Ela optou por retirar o nome daquele documento que o cartório emitiu um dia, perante alguns convidados. Ela percebeu que o carimbo que ratificava aquela união no civil, não tinha poder de unir duas almas. E cá pra nós, quem a conhece sabe o quanto ela é avessa à hipocrisia e superficialidade. Do que adiantava um status de casada e uma realidade de solidão e frustração? Questionava ela.
Ela constatou que não fazia sentido ter o dedo anelar esquerdo ostentando um anel de ouro enquanto o coração vivia choroso, melancólico e sem adorno algum. Ela chutou o pau da barraca e disse “sim” à própria dignidade. Dignidade para não aceitar migalhas de afeto e de não aceitar menos do que ela merece. Dignidade para não viver de forma contrária ao do que a alma dela acredita.
Ela percebeu que nem toda ruptura é dolorosa, pois para doer é necessário um vínculo de alma, ainda que discreto. Ficou claro para ela que eles não se pertenciam e que aquela certidão de casamento era uma formalidade completamente dispensável diante do que ela deseja viver…e vai viver.

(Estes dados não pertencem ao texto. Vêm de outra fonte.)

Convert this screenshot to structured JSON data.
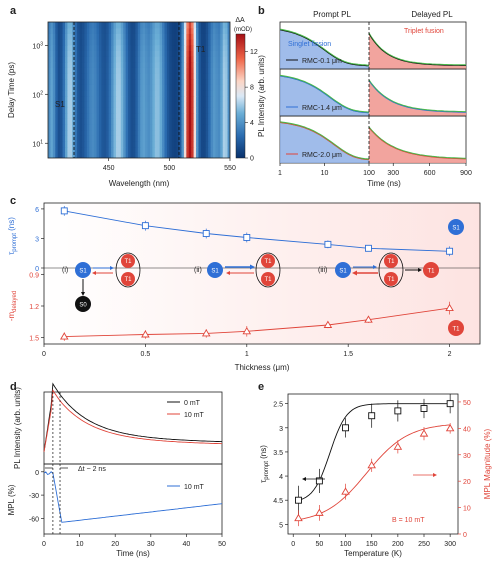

Por fim, ela assimilou que ter um marido é uma coisa e ter um companheiro é outra coisa completamente diferente. O título de marido e esposa, um tabelião pode conceder a qualquer casal que se dispõe a ir a um cartório com essa finalidade. Em contrapartida, o título de companheiro(a) é concedido pelo amor sem reservas e pela vontade de ser e fazer o outro feliz. Ainda não habilitaram um tabelião a fazer casamento de almas, e é esse casamento que interessa a ela.
O divórcio não a machucou, pelo contrário, devolveu-lhe a inteireza de antes, a liberdade de sonhar e a certeza de que casou-se por equívoco. Por fim, oficializou-se a separação dos corpos uma vez que, no quesito almas, eles nunca trocaram um “oi”. Nada melhor do que a sensação de ter tomado a decisão certa, revela sua alma.